The Great Debut of The Newsroom by Aaron Sorkin

Monday night I eagerly anticipated the season premiere of The Newsroom, an HBO series by Aaron Sorkin. Sorkin has always delivered high quality material from the acclaimed West Wing to the smash hit movie about Facebook founder, Mark Zuckerberg, The Social Network.

Like his previous works, The Newsroom was sharp, quick witted, and intelligent. Jeff Daniels stars as Will McAvoy, a jaded news anchor who is forced to work with an old flame, Mackenzie MacHale, played by Emily Mortimer. As the show opens, Daniels is burnt out and co-opted. He has given up trying to deliver hard, real stories that matter. But as he sits on a college panel, trying not to divulge his personal thoughts and opinions about the state of the country, he sees Mackenzie in the audience holding a sign about America intimating that it was once a great country; it’s not now but it can be again. This provokes Will to announce exactly where America stands in terms of literacy, infant mortality, and other important indexes that constitute success. From there on, working with his old love, whom he bitterly resents because she obviously hurt him deeply, enables him to emerge as a noble newscaster and semi-decent guy.

The show would have been perfect – great acting, perfect combination of drama and comic elements, informative yet not preachy – but it used real material. The first episode was all about the BP oil spill. Sorry, but I followed that catastrophe day by day when it occurred in 2010. I don’t want to go through a blow-by-blow description again. Will next week’s episode be about the spill? Or will we move on to some other old news like the Haitian earthquake or the terrible plight of the trapped Chilean miners?

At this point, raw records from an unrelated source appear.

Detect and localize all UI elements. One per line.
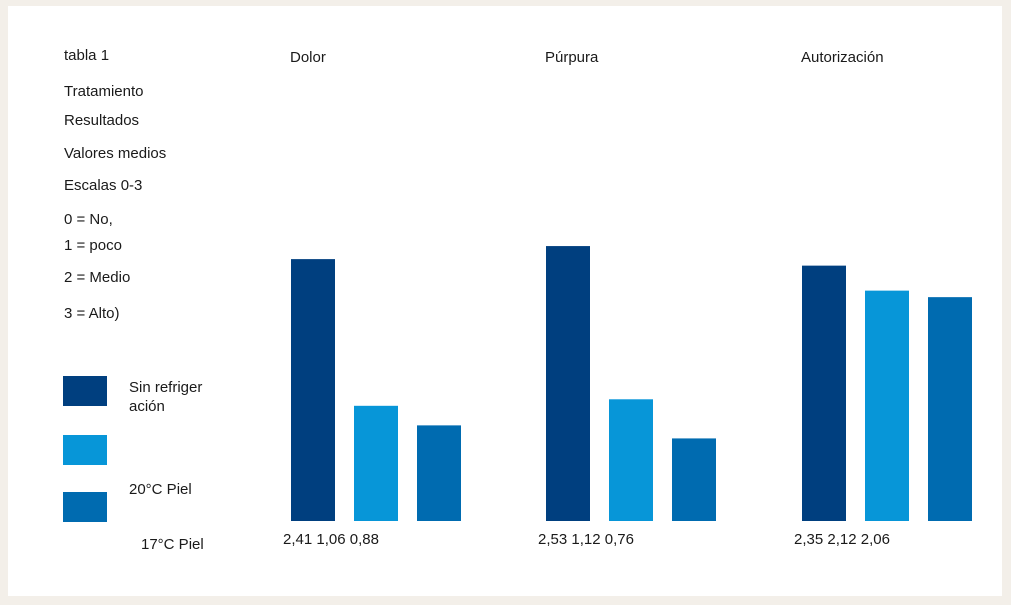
scale-0-label: 0 = No, xyxy=(64,211,113,228)
bar-dolor-20-c-piel xyxy=(354,405,398,521)
value-labels-autorizacion: 2,35 2,12 2,06 xyxy=(794,531,890,548)
scale-3-label: 3 = Alto) xyxy=(64,305,120,322)
treatment-label: Tratamiento xyxy=(64,83,144,100)
bar-autorizacion-17-c-piel xyxy=(928,297,972,521)
slide-card: tabla 1 Tratamiento Resultados Valores m… xyxy=(8,6,1002,596)
scale-2-label: 2 = Medio xyxy=(64,269,131,286)
legend-label-sin-refrigeracion: Sin refrigeración xyxy=(129,379,203,415)
value-labels-dolor: 2,41 1,06 0,88 xyxy=(283,531,379,548)
scale-1-label: 1 = poco xyxy=(64,237,122,254)
bar-purpura-17-c-piel xyxy=(672,438,716,521)
legend-label-17c-piel: 17°C Piel xyxy=(141,536,204,553)
category-label-purpura: Púrpura xyxy=(545,49,599,66)
table-label: tabla 1 xyxy=(64,47,110,64)
bar-autorizacion-sin-refrigeracion xyxy=(802,265,846,521)
bar-autorizacion-20-c-piel xyxy=(865,290,909,521)
scale-label: Escalas 0-3 xyxy=(64,177,143,194)
value-labels-purpura: 2,53 1,12 0,76 xyxy=(538,531,634,548)
legend-swatch-20c-piel xyxy=(63,435,107,465)
mean-values-label: Valores medios xyxy=(64,145,167,162)
bar-purpura-sin-refrigeracion xyxy=(546,246,590,521)
category-label-autorizacion: Autorización xyxy=(801,49,884,66)
legend-swatch-17c-piel xyxy=(63,492,107,522)
bar-dolor-17-c-piel xyxy=(417,425,461,521)
legend-label-20c-piel: 20°C Piel xyxy=(129,481,192,498)
results-label: Resultados xyxy=(64,112,140,129)
bar-chart: Dolor 2,41 1,06 0,88 Púrpura 2,53 1,12 0,76… xyxy=(283,49,972,548)
bar-dolor-sin-refrigeracion xyxy=(291,259,335,521)
category-label-dolor: Dolor xyxy=(290,49,326,66)
legend-swatch-sin-refrigeracion xyxy=(63,376,107,406)
bar-purpura-20-c-piel xyxy=(609,399,653,521)
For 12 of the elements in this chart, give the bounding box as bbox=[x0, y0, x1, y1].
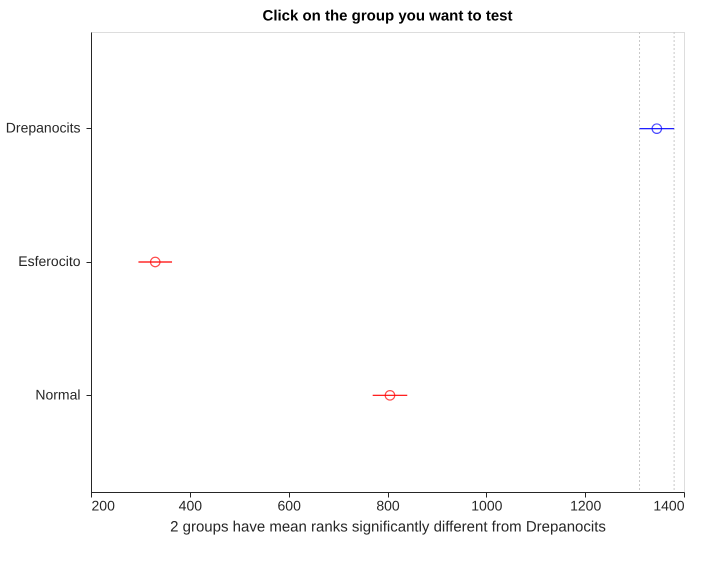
y-tick-label: Esferocito bbox=[18, 253, 81, 269]
x-axis-title: 2 groups have mean ranks significantly different from Drepanocits bbox=[170, 518, 606, 536]
x-tick-label: 800 bbox=[376, 498, 400, 514]
x-tick-label: 1200 bbox=[570, 498, 602, 514]
x-tick-label: 400 bbox=[178, 498, 202, 514]
x-tick-label: 1400 bbox=[653, 498, 685, 514]
y-tick-label: Normal bbox=[35, 386, 80, 402]
x-tick-label: 1000 bbox=[471, 498, 503, 514]
x-tick-label: 600 bbox=[277, 498, 302, 514]
y-tick-label: Drepanocits bbox=[6, 120, 80, 136]
chart-title: Click on the group you want to test bbox=[262, 8, 513, 24]
x-tick-label: 200 bbox=[92, 498, 116, 514]
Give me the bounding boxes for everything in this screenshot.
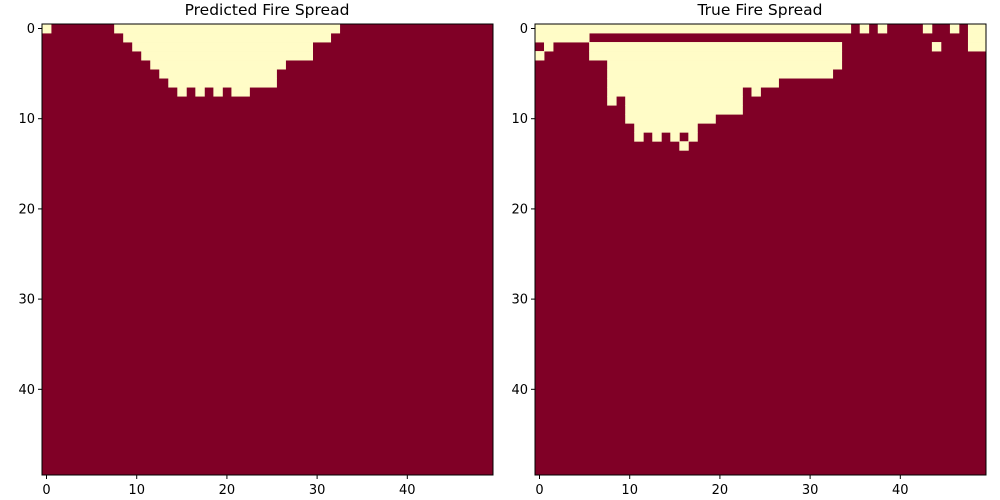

I don’t want to revisit old news. The Newsroom would have been better off creating its own fictional news stories. That’s what made the West Wing such a success. The show began with a similar theme of a president who had almost given up and was spending much of his time just pleasing his constituency – or attempting to please them. Then he finally developed a backbone and started promoting policies he really believed in. But, West Wing had more creativity. They came up with their own potential foreign and domestic crises. The Newsroom seems to be relying on analyzing events that have already occurred: a bit lazy.